March 20, 2011 • Football

Football: Defense in the ‘coming out’ zone

Ask any football coach, and he’ll tell you that the most important area or zone on the field is the red zone. He’ll also tell you that the success or failure of a team usually rides on how well it executes in the 20-to-goal-line area.

Even fans know why the red zone is so important. The announcers are always quoting a litany of statistics on each team’s success or failure in this zone.

What many people, and some coaches, fail to realize is that just as many games are won or lost in the “coming out zone,” the area from the goal line to the 20-yard line on the offense’s side of the field. It may not be as mystical as the so called red zone, but it can prove just as meaningful.

Allow us to explore the mindset of many offensive play callers and the types of plays they may dial up when their own backs are to their goal line.

Even though we consider the whole area from the goal line to the 20-yard line the coming out zone, we will divide the zone into two separate parts — the area from the goal line to the 10, and the area from the 10 to the 20. These two subdivisions may have a lot of similarities, but some minute differences have to be understood.

The ‘backed-up zone’ (goal line to the 10)

Psychologically, this is one of the most vital parts of the field. If the offense can move the ball out of this area, it can inflict a lot of psychological damage on the defense and brighten their own mental outlook.

The offense’s primary goal in this area is to gain at least one first down, and the benefits are two fold. Strategically, it’s important because it facilitates a punt, allowing the ball to be launched on the field side of the goal line rather than the end zone. Quarterback sneaks are common in this situation, especially if the ball is butted up against the goal line.

Normally, the offense gives the ball to sure-handed players. Play selection may favor short-yardage gains with wedge blocking. Offensive coordinators may select closed-type formations. In some cases, a wing may be used to add another gap to the defensive front and stop pressure off the corner.

Complicated blocking schemes are usually avoided. Passes will probably be of a low and outside nature. Passes over the middle are usually avoided because of the possibility of a big hit or a tipped pass.

However, this also is a prime time to throw long outside. Some offenses see this as a great time to take a shot, because the defense has to defend 90-plus yards of grass. A long pass that is intercepted might be considered better or as good as a punt.

‘Backed-up zone’ defense

Defensive thinking and strategy should be to limit the opponent to no more than one first down. Good defensive tactics in this area includes inside line changes that might come clean and result in negative yardage or a holding call. Scheme to take away the sneak or at least make the quarterback slide out to the B gap. Corners should be drilled to expect a double move; That is a quick and go, out and up, slant and up.
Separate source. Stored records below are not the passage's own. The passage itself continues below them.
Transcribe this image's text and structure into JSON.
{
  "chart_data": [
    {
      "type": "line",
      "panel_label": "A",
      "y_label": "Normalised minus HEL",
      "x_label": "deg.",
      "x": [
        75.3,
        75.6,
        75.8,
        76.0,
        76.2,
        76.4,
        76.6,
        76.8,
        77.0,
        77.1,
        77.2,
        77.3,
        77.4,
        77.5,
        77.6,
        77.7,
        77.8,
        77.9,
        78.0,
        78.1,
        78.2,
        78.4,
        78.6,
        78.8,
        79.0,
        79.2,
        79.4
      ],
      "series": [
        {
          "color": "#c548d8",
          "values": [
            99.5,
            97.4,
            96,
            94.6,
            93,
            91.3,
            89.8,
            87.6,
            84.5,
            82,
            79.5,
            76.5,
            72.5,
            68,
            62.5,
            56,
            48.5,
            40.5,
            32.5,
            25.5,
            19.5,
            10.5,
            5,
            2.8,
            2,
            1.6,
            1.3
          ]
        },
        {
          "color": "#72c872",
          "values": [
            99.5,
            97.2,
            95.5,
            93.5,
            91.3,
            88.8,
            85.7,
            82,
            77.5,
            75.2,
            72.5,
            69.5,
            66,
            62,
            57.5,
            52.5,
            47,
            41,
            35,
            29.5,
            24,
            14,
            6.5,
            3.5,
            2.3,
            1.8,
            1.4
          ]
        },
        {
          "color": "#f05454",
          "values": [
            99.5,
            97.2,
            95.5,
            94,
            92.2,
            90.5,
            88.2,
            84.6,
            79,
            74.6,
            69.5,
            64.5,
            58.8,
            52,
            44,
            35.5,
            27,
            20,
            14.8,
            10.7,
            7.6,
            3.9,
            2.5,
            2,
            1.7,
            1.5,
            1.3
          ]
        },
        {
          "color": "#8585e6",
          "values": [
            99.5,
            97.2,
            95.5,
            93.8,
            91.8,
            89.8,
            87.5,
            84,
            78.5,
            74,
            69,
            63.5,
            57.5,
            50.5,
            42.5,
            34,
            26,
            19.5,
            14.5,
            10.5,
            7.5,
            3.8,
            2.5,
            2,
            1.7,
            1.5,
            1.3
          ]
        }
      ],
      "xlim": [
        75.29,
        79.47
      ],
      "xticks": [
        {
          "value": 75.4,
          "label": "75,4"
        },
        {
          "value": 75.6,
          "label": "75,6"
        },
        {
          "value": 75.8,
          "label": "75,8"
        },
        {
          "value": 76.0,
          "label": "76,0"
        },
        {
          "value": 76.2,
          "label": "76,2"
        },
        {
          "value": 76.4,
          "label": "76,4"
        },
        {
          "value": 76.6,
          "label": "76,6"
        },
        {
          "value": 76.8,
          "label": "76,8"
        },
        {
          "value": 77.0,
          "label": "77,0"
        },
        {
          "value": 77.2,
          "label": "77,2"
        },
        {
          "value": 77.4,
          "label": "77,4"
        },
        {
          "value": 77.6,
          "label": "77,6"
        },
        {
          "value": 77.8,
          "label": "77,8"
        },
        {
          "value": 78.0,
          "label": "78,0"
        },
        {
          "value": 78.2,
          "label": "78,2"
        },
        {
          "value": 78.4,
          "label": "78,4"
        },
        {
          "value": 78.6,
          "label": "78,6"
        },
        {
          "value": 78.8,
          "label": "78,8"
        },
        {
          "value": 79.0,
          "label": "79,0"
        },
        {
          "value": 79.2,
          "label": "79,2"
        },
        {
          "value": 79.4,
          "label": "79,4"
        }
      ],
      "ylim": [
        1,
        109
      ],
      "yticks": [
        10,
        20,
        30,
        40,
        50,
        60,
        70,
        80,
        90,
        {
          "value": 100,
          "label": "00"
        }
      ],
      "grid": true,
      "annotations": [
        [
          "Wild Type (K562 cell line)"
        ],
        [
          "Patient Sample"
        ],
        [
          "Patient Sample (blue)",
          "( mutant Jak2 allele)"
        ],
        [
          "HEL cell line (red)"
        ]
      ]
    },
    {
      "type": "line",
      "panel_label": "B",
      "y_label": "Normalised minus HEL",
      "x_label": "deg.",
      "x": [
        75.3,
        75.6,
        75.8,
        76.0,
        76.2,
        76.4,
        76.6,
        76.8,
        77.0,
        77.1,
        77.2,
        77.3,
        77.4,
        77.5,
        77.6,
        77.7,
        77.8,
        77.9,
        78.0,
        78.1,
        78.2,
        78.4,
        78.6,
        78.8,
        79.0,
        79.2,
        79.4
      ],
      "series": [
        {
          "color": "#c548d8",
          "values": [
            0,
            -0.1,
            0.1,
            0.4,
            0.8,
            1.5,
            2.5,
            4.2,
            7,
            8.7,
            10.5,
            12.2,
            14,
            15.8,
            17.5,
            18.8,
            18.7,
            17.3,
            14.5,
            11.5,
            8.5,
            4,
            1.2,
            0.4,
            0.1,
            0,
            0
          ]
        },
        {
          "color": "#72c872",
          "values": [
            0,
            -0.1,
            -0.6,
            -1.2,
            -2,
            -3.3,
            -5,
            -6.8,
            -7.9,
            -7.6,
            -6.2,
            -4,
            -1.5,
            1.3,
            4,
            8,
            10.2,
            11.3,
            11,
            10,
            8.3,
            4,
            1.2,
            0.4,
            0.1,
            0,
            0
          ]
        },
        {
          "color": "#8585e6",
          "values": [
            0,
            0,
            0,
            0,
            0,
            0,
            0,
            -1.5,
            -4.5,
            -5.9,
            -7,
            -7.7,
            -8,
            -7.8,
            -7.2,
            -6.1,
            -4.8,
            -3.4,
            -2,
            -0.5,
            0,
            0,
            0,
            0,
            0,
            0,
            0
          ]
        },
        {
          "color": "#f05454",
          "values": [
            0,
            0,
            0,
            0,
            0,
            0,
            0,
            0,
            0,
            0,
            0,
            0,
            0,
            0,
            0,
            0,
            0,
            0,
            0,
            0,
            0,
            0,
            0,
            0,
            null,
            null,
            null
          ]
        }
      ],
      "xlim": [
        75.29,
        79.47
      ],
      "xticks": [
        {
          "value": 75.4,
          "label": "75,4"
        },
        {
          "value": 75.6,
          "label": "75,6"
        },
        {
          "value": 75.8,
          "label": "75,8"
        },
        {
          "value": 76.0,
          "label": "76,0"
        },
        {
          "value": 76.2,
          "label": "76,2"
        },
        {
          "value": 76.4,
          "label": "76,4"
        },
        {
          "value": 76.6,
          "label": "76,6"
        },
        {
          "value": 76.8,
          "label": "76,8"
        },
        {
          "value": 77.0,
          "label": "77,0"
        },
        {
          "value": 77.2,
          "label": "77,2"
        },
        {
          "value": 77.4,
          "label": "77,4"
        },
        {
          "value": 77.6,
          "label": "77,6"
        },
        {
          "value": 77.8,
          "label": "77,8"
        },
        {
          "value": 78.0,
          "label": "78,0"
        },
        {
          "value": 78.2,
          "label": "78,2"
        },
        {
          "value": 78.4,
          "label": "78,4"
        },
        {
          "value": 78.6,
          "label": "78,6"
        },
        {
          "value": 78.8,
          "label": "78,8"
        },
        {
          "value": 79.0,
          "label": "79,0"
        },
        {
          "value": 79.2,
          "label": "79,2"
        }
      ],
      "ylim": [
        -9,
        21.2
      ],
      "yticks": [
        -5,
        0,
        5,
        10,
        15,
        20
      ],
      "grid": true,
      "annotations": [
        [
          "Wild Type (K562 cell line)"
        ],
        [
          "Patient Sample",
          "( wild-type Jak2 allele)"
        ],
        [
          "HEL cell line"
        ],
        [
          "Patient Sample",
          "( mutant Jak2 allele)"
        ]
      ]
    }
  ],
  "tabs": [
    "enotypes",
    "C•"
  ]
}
The defensive huddle call should incorporate the use of a deep middle or hole player to ensure over-the-top help and an advantageous position to field a possible quick kick.

Photo: Kevin Hoffman

The defense must take care in applying pressure on the offense by sacrificing in-depth alignments. A crowding the line-of-scrimmage mentality can produce a gap-responsibility bust or a loss of gap-integrity, allowing a big play.

Pressure should be judiciously used. One play from the late 1980s comes to mind. During a preseason scrimmage, we had a team backed up on its 1-yard line and we dialed up a pressure defense with man coverage. Our corner fell down on a slant route and the receiver went 99 yards for a touchdown. This can devastate a team’s psyche, so be careful.

The ‘green zone’ (10 to the 20)

Some coaches refer to this as the green zone, an extension of the backed-up zone. The offensive thought process, for the most part, is usually the same here as it was for the backed-up area. The Cardinal Rule is to get a first down.

Slight differences may occur, however. For example, the offense can open it up a little more here than it could when it was deeper in its own end. Quarterback sneaks are less prevalent here.

Another difference is that a penalty will not result in a safety. Ball security is still a must. Trick plays, such as reverses or double passes, are minimal.

However, it’s still a great time to attack vertically with a long pass. The quarterback’s reads should be quick and well defined, and he should avoid holding the ball for any length of time.

Passes should be thrown on time, and pass protection is highly important. Backs who check release will ensure extra blockers should the defense bring pressure. Motion may be used to help with pre-snap reads, and play action passes are possible.

The running game probably consists of base-type runs with power or man blocking. Handoffs are probably more preferable than toss or pitch type plays. Counters are risky, and quick-tempo plays will probably be the norm. Plays with yardage loss potential should be avoided. The offense wants to stay on schedule and not be faced with a long-yardage play.

‘Green zone’ defense

Defensive strategy in this area should be to get a stop and be in position to receive a punt around the 50-yard-line. Defenses should be taught to think turnovers. Zone coverages are safer than man coverages. A five-under, two-deep scheme that disrupts routes would be effective in this zone.

Regardless of the overall defensive philosophy a team subscribes to, coaches and players should understand that the seeds of victory or defeat can be sown in the “coming out” area.

Kenny Ratledge spent more than 30 years as a defensive coordinator in high school football.